Si chiude oggi il terzo collocamento del BTp Futura e una cosa senz’altro possiamo dircela: i bond retail in Italia non decollano. Era la primavera del 2012, quando l’allora governo Monti dava attuazione a un piano studiato e voluto dall’ex ministro dell’Economia, Giulio Tremonti, emettendo il primo BTp Italia. Si trattava di titoli di stato riservati agli investitori individuali (famiglie) e con un premio alla scadenza per gli obbligazionisti cassettisti.
Nelle intenzioni del suo fautore, avrebbe dovuto rappresentare una cesura sul mercato del debito sovrano italiano.
Lo scorso anno, arrivò i BTp Futura. Venne spacciato per il primo bond retail sovrano, tacendosi del BTp Italia. Gli esordi a luglio furono tutt’altro che entusiasmanti e così anche per la seconda emissione di novembre. E questa terza è stata persino più deludente. Malgrado le rassicurazioni politiche dell’avere un Mario Draghi come premier, le prenotazioni sono state sottotono.

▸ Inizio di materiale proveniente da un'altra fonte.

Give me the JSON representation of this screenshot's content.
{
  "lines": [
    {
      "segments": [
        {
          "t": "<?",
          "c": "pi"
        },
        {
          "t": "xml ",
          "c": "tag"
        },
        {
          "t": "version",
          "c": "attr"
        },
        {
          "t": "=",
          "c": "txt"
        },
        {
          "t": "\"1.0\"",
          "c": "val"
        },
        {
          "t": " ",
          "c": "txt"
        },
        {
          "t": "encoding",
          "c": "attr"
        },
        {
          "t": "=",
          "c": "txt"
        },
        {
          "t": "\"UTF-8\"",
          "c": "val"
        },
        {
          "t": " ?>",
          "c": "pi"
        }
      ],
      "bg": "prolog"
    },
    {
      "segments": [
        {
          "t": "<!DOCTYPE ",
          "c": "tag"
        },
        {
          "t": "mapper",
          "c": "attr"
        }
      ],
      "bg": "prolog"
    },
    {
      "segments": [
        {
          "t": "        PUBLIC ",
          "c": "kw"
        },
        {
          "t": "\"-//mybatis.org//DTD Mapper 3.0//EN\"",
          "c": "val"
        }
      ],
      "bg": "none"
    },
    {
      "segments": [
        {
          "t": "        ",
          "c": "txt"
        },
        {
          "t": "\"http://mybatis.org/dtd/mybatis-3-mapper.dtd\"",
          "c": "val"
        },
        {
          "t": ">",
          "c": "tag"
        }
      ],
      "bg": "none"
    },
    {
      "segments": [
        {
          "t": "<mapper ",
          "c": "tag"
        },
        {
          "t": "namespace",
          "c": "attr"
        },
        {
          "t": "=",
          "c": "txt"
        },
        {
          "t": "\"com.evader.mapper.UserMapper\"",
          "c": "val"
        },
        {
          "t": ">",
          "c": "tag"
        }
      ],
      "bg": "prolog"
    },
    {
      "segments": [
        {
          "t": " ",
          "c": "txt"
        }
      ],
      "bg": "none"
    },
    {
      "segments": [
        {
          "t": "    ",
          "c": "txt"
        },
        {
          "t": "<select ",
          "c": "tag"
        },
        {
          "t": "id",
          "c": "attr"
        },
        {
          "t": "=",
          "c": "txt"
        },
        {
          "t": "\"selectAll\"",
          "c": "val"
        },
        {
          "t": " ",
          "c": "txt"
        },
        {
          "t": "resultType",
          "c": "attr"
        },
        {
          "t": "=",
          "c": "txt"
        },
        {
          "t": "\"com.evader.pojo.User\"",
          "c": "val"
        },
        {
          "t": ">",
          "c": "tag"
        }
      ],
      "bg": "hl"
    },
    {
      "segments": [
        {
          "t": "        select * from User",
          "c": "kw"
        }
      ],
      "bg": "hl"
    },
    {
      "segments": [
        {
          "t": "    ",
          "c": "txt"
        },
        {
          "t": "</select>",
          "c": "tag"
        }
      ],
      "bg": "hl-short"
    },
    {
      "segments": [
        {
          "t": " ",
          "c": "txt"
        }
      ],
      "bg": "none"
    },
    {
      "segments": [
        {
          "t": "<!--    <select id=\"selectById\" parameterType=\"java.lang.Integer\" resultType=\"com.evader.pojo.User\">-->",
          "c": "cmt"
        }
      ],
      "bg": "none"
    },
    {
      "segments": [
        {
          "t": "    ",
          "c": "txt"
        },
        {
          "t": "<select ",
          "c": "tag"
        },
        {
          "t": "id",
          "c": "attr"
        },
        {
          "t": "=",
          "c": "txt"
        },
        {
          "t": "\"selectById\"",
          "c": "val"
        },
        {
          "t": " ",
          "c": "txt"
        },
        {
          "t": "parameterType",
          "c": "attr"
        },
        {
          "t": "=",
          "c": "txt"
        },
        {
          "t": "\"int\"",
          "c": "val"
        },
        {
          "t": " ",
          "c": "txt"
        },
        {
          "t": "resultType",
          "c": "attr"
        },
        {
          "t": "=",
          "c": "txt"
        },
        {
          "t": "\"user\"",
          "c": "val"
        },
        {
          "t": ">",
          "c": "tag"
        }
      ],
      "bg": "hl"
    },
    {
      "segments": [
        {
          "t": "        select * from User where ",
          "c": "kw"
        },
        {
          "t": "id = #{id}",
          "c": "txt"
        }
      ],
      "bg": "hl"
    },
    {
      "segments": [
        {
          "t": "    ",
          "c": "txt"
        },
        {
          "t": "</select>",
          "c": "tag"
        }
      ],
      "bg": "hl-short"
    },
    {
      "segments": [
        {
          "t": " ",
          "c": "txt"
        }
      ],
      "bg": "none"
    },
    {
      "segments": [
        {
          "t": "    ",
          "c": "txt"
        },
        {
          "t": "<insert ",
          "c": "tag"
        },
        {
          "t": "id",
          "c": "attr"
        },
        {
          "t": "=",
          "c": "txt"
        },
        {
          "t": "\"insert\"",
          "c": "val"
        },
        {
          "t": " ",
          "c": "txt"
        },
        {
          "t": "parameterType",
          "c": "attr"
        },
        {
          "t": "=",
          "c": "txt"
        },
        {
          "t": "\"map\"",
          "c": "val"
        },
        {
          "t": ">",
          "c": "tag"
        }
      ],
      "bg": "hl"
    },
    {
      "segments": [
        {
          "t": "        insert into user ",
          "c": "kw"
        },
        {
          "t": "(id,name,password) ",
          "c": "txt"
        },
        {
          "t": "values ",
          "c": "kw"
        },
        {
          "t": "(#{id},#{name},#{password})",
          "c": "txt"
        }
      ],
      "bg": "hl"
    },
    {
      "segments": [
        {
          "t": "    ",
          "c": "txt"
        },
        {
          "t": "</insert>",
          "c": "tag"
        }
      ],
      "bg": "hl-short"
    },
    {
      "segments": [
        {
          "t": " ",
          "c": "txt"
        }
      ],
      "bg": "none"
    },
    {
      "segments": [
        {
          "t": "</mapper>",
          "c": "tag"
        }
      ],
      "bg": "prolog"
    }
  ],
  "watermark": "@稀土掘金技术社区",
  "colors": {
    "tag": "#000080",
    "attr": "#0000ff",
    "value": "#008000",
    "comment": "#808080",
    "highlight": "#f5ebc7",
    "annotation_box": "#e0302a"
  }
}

Bond retail una non soluzione costosa
Insomma, se l’obiettivo del Tesoro è stato in tutti questi anni di puntare sui bond retail per offrire al mercato un nuovo prodotto con cui consolidare il debito pubblico, la missione è andata fallita. Anche perché c’è un filo rosso che unisce tutte queste emissioni: il rendimento iniziale a premio. Nel tentativo di allettare le famiglie, lo stato ha offerto sempre cedole più generose dei rendimenti vigenti sul mercato per i titoli di pari durata residua.
Non può essere questa la soluzione per rendere il debito pubblico italiano più sostenibile. Le emissioni ci costano di più e lo stato deve limitarne la longevità. Non si può permettere di vendere alle famiglie bond retail a 20, 30 o 50 anni. Non li comprerebbe nessuno, come dimostra la scarsa accoglienza già del BTp Futura 2037, la cui durata è di “soli” 16 anni. Del resto, gli obbligazionisti individuali hanno esigenze e modi di ragionare diversi da quelli degli istituzionali.
Non ha molto senso spendere di più per riempire i portafogli delle famiglie italiane di BTp, quando le alternative si mostrano preferibili sul piano dei costi e del consolidamento del debito. I bond retail non vanno certo soppressi, semplicemente li si deve guardare per ciò che sono: uno strumento complementare alle emissioni ordinarie, sul quale fare poco affidamento per centrare obiettivi di macro-politica fiscale.